Histórias de lama e merda

Na Flip (Festa Literária Internacional de Paraty) deste ano, o quadrinista Joe Sacco explicou por que pulou do jornalismo – ele se formou pela Universidade de Oregon, nos Estados Unidos – para o desenho. Praticou a profissão, mas logo ganhou visibilidade com as histórias em quadrinhos na revista Yahoo, que ele mesmo produziu e editou entre 1988 e 1992.

Desde então, Sacco se tornou um eficaz e famoso cronista da guerra e da violência. Palestina – Uma Nação Ocupada, Área de Segurança Gorazde e Notas Sobre Gaza são títulos que ocupam o mesmo patamar dos relatos cinematográficos ou jornalísticos mais contundentes e dramáticos sobre regiões em conflito.

Com um texto primoroso e interesse no factual, o que o motivou a colocar também em traços essas narrativas?
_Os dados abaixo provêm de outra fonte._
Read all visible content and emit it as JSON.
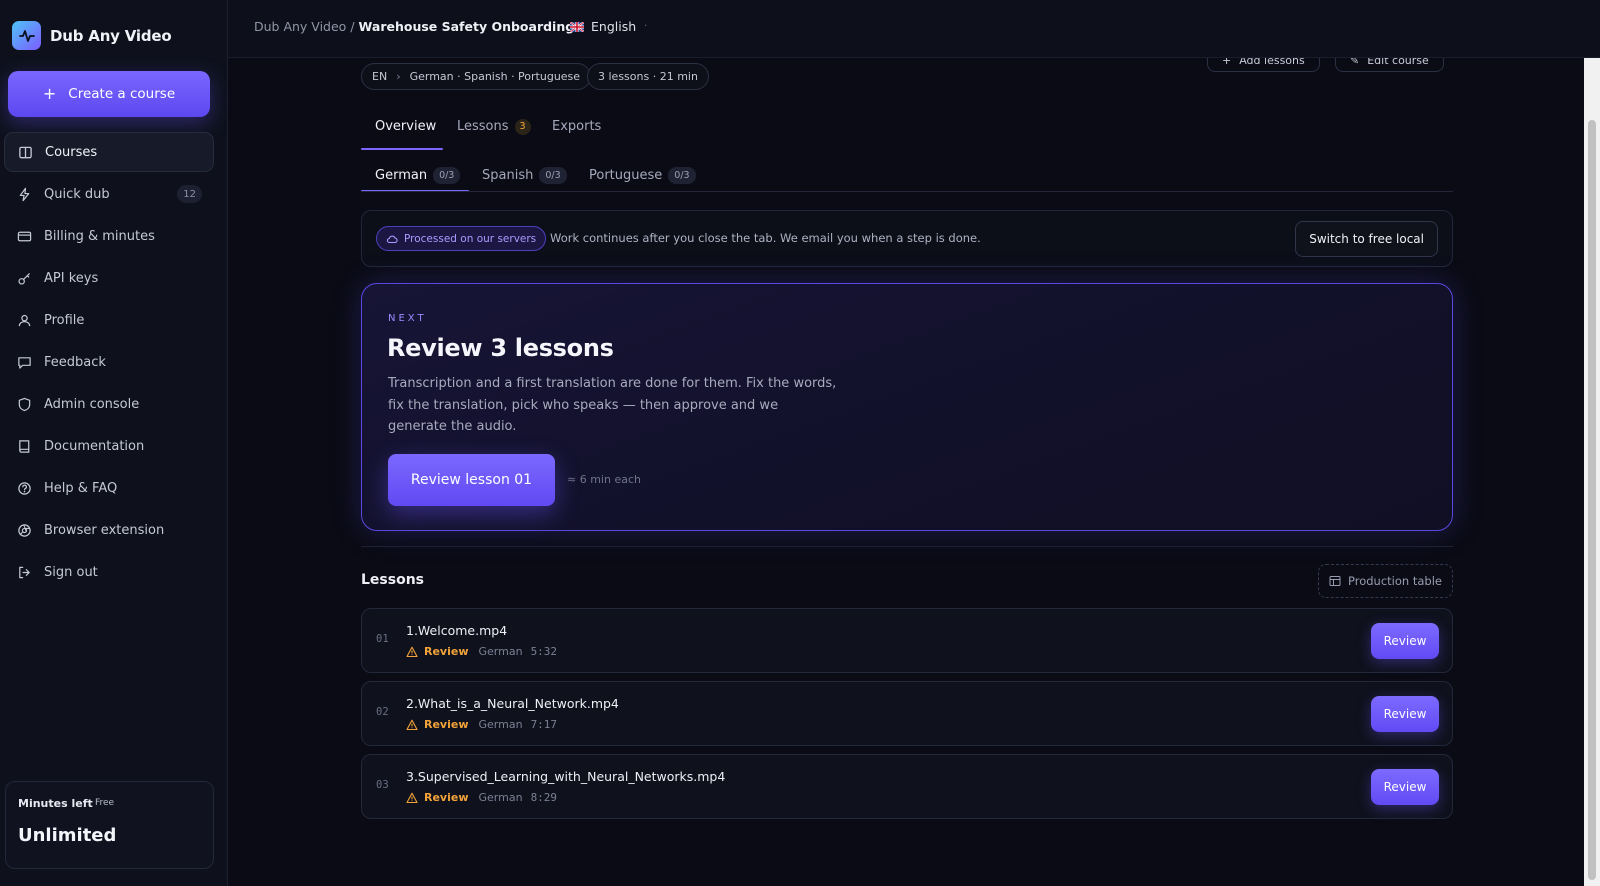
{
  "brand": {
    "name": "Dub Any Video"
  },
  "sidebar": {
    "create_label": "Create a course",
    "items": [
      {
        "label": "Courses",
        "icon": "book-open-icon",
        "active": true
      },
      {
        "label": "Quick dub",
        "icon": "lightning-icon",
        "badge": "12"
      },
      {
        "label": "Billing & minutes",
        "icon": "credit-card-icon"
      },
      {
        "label": "API keys",
        "icon": "key-icon"
      },
      {
        "label": "Profile",
        "icon": "user-icon"
      },
      {
        "label": "Feedback",
        "icon": "chat-bubble-icon"
      },
      {
        "label": "Admin console",
        "icon": "shield-icon"
      },
      {
        "label": "Documentation",
        "icon": "book-icon"
      },
      {
        "label": "Help & FAQ",
        "icon": "help-circle-icon"
      },
      {
        "label": "Browser extension",
        "icon": "extension-icon"
      },
      {
        "label": "Sign out",
        "icon": "sign-out-icon"
      }
    ],
    "minutes": {
      "label": "Minutes left",
      "plan": "Free",
      "value": "Unlimited"
    }
  },
  "header": {
    "breadcrumb_root": "Dub Any Video",
    "breadcrumb_sep": "/",
    "breadcrumb_current": "Warehouse Safety Onboarding.",
    "language": "English",
    "language_dot": "·"
  },
  "course": {
    "top_buttons": [
      "Add lessons",
      "Edit course"
    ],
    "source_lang": "EN",
    "target_langs": "German · Spanish · Portuguese",
    "summary": "3 lessons · 21 min"
  },
  "tabs": [
    {
      "label": "Overview",
      "active": true
    },
    {
      "label": "Lessons",
      "badge": "3"
    },
    {
      "label": "Exports"
    }
  ],
  "lang_tabs": [
    {
      "label": "German",
      "count": "0/3",
      "active": true
    },
    {
      "label": "Spanish",
      "count": "0/3"
    },
    {
      "label": "Portuguese",
      "count": "0/3"
    }
  ],
  "server": {
    "pill": "Processed on our servers",
    "text": "Work continues after you close the tab. We email you when a step is done.",
    "switch_label": "Switch to free local"
  },
  "next": {
    "label": "NEXT",
    "title": "Review 3 lessons",
    "description": "Transcription and a first translation are done for them. Fix the words, fix the translation, pick who speaks — then approve and we generate the audio.",
    "button": "Review lesson 01",
    "each": "≈ 6 min each"
  },
  "lessons": {
    "title": "Lessons",
    "production_table_label": "Production table",
    "rows": [
      {
        "num": "01",
        "name": "1.Welcome.mp4",
        "status": "Review",
        "language": "German",
        "duration": "5:32",
        "action": "Review"
      },
      {
        "num": "02",
        "name": "2.What_is_a_Neural_Network.mp4",
        "status": "Review",
        "language": "German",
        "duration": "7:17",
        "action": "Review"
      },
      {
        "num": "03",
        "name": "3.Supervised_Learning_with_Neural_Networks.mp4",
        "status": "Review",
        "language": "German",
        "duration": "8:29",
        "action": "Review"
      }
    ]
  },
  "colors": {
    "accent": "#6c55ff",
    "warning": "#f2a33a",
    "background": "#0a0b14"
  }
}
A lama.

Segundo ele, o visual da guerra é tão impressionante que nenhum escrito daria conta do recado. Ao visitar lugares tomados pela brutalidade, Sacco se impressionou com a quantidade de lama por todos os cantos. Há uma sujeira visual, como se a natureza mostrasse seu desagrado, embaralhando elementos e tirando a possibilidade de harmonia.

Ao descrever apenas com palavras o que via, Sacco achou que seria obrigado a anotar “e muita lama” em todos os parágrafos. Para ele, seria insuficiente comunicar com talento e estilo – e apenas uma vez – numa reportagem que existe uma lama imunda em certas zonas de guerra.
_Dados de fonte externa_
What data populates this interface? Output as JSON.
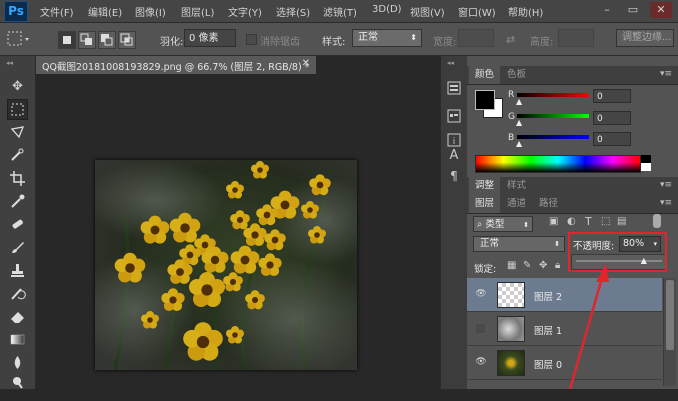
{
  "app": {
    "logo": "Ps",
    "menu": [
      "文件(F)",
      "编辑(E)",
      "图像(I)",
      "图层(L)",
      "文字(Y)",
      "选择(S)",
      "滤镜(T)",
      "3D(D)",
      "视图(V)",
      "窗口(W)",
      "帮助(H)"
    ],
    "window_buttons": {
      "minimize": "–",
      "restore": "▭",
      "close": "✕"
    }
  },
  "options_bar": {
    "feather_label": "羽化:",
    "feather_value": "0 像素",
    "antialias_label": "消除锯齿",
    "style_label": "样式:",
    "style_value": "正常",
    "width_label": "宽度:",
    "height_label": "高度:",
    "refine_edge_label": "调整边缘..."
  },
  "document": {
    "tab_label": "QQ截图20181008193829.png @ 66.7% (图层 2, RGB/8) *",
    "close_glyph": "✕"
  },
  "color_panel": {
    "tabs": [
      "颜色",
      "色板"
    ],
    "channels": [
      {
        "label": "R",
        "value": "0"
      },
      {
        "label": "G",
        "value": "0"
      },
      {
        "label": "B",
        "value": "0"
      }
    ]
  },
  "adjust_panel": {
    "tabs": [
      "调整",
      "样式"
    ]
  },
  "layers_panel": {
    "tabs": [
      "图层",
      "通道",
      "路径"
    ],
    "filter_value": "类型",
    "blend_mode": "正常",
    "opacity_label": "不透明度:",
    "opacity_value": "80%",
    "opacity_fraction": 0.8,
    "lock_label": "锁定:",
    "layers": [
      {
        "name": "图层 2",
        "visible": true,
        "selected": true
      },
      {
        "name": "图层 1",
        "visible": false,
        "selected": false
      },
      {
        "name": "图层 0",
        "visible": true,
        "selected": false
      }
    ]
  },
  "colors": {
    "annotation_red": "#e0262d",
    "selected_layer": "#6c7b90"
  },
  "icons": [
    "marquee-icon",
    "move-icon",
    "lasso-icon",
    "quick-select-icon",
    "crop-icon",
    "eyedropper-icon",
    "healing-brush-icon",
    "brush-icon",
    "clone-stamp-icon",
    "history-brush-icon",
    "eraser-icon",
    "gradient-icon",
    "blur-icon",
    "dodge-icon",
    "eye-icon",
    "link-icon"
  ]
}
A literatura segue algumas regras que barram a dor de Sacco. Se fizesse um livro, seus capítulos seriam compostos com frases assim: “balas ricocheteavam em paredes esburacadas por tiros de outra guerra e caíam na lama. Um soldado se arrastava na lama, tentando alcançar um amigo morto, que estava com lama saindo pela boca tingida de vermelho. Atrás de mim escutei passos cheios de lama. Eram crianças que brincavam na lama, como se nada daquilo pertencesse as suas rotinas – de lama”.
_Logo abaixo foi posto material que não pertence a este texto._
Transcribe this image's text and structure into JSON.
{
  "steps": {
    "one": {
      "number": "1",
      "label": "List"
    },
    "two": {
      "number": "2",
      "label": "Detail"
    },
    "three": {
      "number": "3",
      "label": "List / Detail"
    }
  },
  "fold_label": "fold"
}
Impossibilitado por motivos estéticos de colocar “lama” por todos os lados, ele resolveu seu dilema estilístico ao desenhar “a lama”. Assim, hoje tem certeza que consegue transmitir certo horror em cada página. A lama está lá, por todos os lados e quadros. Não precisa mais ser mencionada, apenas vista. Sacco saiu do jornalismo para fazer “jornalismo em quadrinhos”. Com muita lama, claro.

A dificuldade de retratar com certa fidelidade – e escapando do roteiro dramático tradicional – a guerra também é a preocupação do jornalista Peter Beaumont, do The Observer, em seu livro A Vida Secreta da Guerra (Companhia das Letras).

Suas reflexões passam por como um repórter tem a própria vida modificada após se aproximar da violência até de que maneira passar a informação de uma atrocidade (como falar sobre cabeças decepadas que ficam penduradas em estacas no meio da estrada?).

Em um dos capítulos, Beaumont também trata de algo aparentemente indescritível: o cheiro da guerra. Se Joe Sacco resolveu o problema da lama ao mostrá-la, o que fazer com o odor?

“Onde há batalhas, sempre há merda. Merda e cartuchos de bala”, escreve o repórter inglês. Não apenas casas e pessoas são atingidas e destruídas por mísseis e bombas. Banheiros também acabam sendo estilhaçados, jogando excremento por todos os cantos.

Ao visitar o compound (espécie de fortaleza) onde o mulá Omar, líder do Taleban que governava o Afeganistão, morava, Beaumont tenta “explicar” o cheiro da morte: “Em certos lugares há um cheiro mais desagradável. Um dos afegãos armados que agora circulam em enxames pelo compound, em busca de algo para pilhar entre as ruínas, aparece com a ponta do turbante sobre o rosto. Conta que há corpos enterrados nos escombros – um sob o monturo em que estamos pisando e outros dois por perto. Então sinto esse cheiro horrível, gravado no fundo do cérebro humano, que afeta tanto o paladar quanto o olfato, amargo como um veneno”.

Descrever o horror da guerra ainda é um desafio para artistas e jornalistas. Como falar em fim do romance, fim da imprensa, fim da originalidade na arte, se o mundo não pára de produzir novas merdas e lamas?

Cada vez mais precisamos de pessoas capazes de nos explicar e mostrar o que acontece nesse lado escuro do homem.

*

The Artist, um filme mudo e preto e branco, foi escolhido o melhor do ano pelos Críticos Cinematográficos de Nova York. Seu diretor, Michel Hazanavicius, levou o prêmio de melhor diretor.

Mudo e em PB. Em 2011. Isso quer dizer alguma coisa, não? Ou é apenas um exercício estético de cinéfilo para cinéfilos?